New Overnight Developments Abroad: Euro Continues Sharp Decline

January 6, 2009

The dollar advanced another 2.0% against the euro and shows gains of 5.2% since Friday and 10.2% since December 18th.

The dollar also gained 1.1% against the Swissy, 0.9% versus the yen, 0.7% against sterling, and 0.5% against the Australian and New Zealand dollars. The greenback is 0.1% softer against the Canadian dollar.

Investors expect central banks in Britain, South Korea, and Indonesia to cut rates later this week. The ECB doesn’t meet until January 15 but is expected to cut rates then.

Stocks in Asia rose 3.2% in China, 2.7% in Pakistan, 1.8% in South Korea and 0.4% in Japan. They fell by 1.2% in Thailand, 0.6% in Singapore, 0.4% in Hong Kong and 0.3% in the Philippines. The Australian and New Zealand bourses advanced around 1.5%. In Europe, the German Dax, Paris Cac and British Ftse are up by 1.5%, 1.2%, and 1.1%.

Sovereign bond yield are broadly higher, including a 5-basis point rise in the 10-year JGB to 1.26%. Such bottomed at a 5-year low of 1.155% on December 30.

Oil is 1.9% higher and near to $50 on continuing Mid-East combat, but gold settled back 1.9% to $841.10/ounce.

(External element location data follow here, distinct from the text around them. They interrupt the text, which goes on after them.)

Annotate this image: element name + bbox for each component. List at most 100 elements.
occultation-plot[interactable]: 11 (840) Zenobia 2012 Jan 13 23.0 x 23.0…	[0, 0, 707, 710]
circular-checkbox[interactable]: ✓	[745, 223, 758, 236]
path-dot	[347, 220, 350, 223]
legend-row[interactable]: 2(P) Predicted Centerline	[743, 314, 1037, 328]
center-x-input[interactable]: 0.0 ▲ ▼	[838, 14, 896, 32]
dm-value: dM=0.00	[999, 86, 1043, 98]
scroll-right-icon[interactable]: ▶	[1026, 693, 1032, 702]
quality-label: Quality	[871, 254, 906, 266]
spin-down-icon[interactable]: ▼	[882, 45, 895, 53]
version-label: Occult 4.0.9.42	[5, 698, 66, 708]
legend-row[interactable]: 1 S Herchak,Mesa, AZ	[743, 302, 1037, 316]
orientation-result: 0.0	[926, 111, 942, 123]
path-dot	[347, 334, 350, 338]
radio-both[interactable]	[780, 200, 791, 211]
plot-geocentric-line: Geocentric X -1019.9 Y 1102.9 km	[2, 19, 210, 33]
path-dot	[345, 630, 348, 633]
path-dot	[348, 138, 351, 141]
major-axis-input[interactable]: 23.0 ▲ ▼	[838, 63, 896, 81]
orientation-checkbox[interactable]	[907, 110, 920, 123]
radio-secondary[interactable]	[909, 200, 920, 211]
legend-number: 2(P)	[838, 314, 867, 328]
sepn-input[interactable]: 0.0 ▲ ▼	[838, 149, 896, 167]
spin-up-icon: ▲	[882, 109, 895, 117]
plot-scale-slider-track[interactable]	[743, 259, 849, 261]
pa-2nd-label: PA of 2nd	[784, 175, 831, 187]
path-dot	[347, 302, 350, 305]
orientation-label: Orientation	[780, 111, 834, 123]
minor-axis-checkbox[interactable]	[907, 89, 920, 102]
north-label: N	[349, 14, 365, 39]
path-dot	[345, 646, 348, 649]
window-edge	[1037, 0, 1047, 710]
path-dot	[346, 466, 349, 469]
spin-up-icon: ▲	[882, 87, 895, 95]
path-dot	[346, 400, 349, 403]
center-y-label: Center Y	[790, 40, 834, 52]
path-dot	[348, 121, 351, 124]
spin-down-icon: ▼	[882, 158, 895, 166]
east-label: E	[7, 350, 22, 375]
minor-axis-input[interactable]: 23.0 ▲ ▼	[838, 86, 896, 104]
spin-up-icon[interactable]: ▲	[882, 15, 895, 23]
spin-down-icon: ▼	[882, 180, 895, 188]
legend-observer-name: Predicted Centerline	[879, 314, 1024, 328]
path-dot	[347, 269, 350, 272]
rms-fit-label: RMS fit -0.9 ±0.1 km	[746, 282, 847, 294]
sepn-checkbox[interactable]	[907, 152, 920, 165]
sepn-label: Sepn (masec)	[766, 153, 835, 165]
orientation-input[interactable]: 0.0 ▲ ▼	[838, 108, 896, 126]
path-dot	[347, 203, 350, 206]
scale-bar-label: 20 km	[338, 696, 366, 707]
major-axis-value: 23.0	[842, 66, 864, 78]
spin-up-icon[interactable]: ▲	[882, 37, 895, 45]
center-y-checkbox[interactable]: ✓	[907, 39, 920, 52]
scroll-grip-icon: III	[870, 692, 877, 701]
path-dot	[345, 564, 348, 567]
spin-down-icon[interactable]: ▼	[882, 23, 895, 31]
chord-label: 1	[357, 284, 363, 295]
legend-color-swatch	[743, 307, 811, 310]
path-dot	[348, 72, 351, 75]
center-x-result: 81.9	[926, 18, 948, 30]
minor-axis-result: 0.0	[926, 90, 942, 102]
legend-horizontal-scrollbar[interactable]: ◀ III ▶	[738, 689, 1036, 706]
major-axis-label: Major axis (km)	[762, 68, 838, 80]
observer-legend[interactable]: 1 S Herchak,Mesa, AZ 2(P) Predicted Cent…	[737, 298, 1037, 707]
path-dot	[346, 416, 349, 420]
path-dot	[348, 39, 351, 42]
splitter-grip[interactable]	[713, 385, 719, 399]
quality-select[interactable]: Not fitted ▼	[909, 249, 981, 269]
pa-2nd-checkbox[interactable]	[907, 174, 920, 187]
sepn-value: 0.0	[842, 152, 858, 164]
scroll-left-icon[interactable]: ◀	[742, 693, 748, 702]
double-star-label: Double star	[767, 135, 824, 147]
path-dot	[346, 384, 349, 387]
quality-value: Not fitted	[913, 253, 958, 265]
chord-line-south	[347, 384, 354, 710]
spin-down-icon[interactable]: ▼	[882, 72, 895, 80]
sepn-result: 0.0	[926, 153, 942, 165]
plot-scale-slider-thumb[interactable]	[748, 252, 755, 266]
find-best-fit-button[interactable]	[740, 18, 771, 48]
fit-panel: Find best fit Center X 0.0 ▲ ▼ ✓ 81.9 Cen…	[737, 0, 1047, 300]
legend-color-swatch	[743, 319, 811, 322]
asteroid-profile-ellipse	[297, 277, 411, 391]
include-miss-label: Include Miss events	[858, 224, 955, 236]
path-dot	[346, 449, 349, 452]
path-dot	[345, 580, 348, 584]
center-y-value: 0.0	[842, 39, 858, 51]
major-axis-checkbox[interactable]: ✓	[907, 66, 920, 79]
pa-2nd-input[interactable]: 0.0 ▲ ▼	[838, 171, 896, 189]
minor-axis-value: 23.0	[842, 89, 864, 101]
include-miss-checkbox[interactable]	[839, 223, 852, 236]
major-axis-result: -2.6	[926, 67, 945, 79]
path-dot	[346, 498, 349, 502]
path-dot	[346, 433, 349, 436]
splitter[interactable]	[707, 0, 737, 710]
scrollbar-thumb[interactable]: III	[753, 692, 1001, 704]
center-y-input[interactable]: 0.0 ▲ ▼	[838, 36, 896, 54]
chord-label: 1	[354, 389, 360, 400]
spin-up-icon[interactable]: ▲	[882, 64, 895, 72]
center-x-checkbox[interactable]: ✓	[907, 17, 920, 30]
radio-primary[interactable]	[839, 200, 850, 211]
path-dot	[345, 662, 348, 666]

Final Euroland PMI-services and composite indices for December were released. The services reading was revised up a tenth to 42.1, still below November’s 42.5 reading and connoting sharp contraction in the fourth quarter. The composite score of 38.2 compared to a flash reading of 38.3 and November’s 38.9.  Service-sector reading were 46.6 in Germany (down from 45.1 in November), 40.6 in France (46.2), 40.3 in Italy (39.5), and 32.1 in Spain (28.2).

Euroland’s Flash consumer price rate in December was 1.6%, below market expectations and 12-month increases of 2.1% in November and 4.0% in June and July. 1.6% constitutes the lowest reading since October 2006, is below target, and points to a likely ECB rate cut of at least 50 basis points later this month.

Britain’s service-sector PMI edged up a tenth in December to 40.2. The Nationwide index of U.K. house price inflation plunged another 2.5% last month and showed a record 12-month drop of 15.9% after falling 13.9% in the year to November. The Nationwide gauge of consumer sentiment slid to 47 in December from 52 in November and 55 in October.

Australia’s PMI-services fell to 42.1 in December from 42.5 in November and 53.1 at the end of 2007. Russia’s PMI-services sank to a record low of 36.4 from 37.2 in November. Norway’s PMI of 40.7 remained steady but well below the 50 expansion-or-contraction line.

Japan’s monetary base accelerated to on-year growth of 1.7% in 4Q08 from no change in the year to 3Q08 and -1.1% in the year to 2Q08.

Australian motor vehicle sales fell just 11.3% in the year to December, comparatively better than earlier news of drops of 36% in U.S. auto sales and 21% in Canadian auto sales. Toyota will shut its plants for 11 days this month, 6 days in February, and 5 days in March in hopes of running down inventories.

A Chinese government report warned of social unrest as unemployment climbs.

South Korea and Chile announced fiscal stimulus packages. Russia cut natural gas supplies to Europe.

Brazilian industrial production plunged 6.2% in the year to November.

Consumer prices in the Philippines slowed to 8.0% y/y in December from 9.9% in November. The drop was projected to be only half that much. Zambia’s CPI inflation, on the other hand, rose to 16.6% in December from 15.3% in November and 8.9% a year earlier. Producer prices in Hungary rose 7.1% in the year to November, down from 7.8% in October.

Euribor rates continued to ease. The 3-month rate is now below 2.80%.

French consumer confidence slid to -44 in December from -43 in November. The reading was as expected.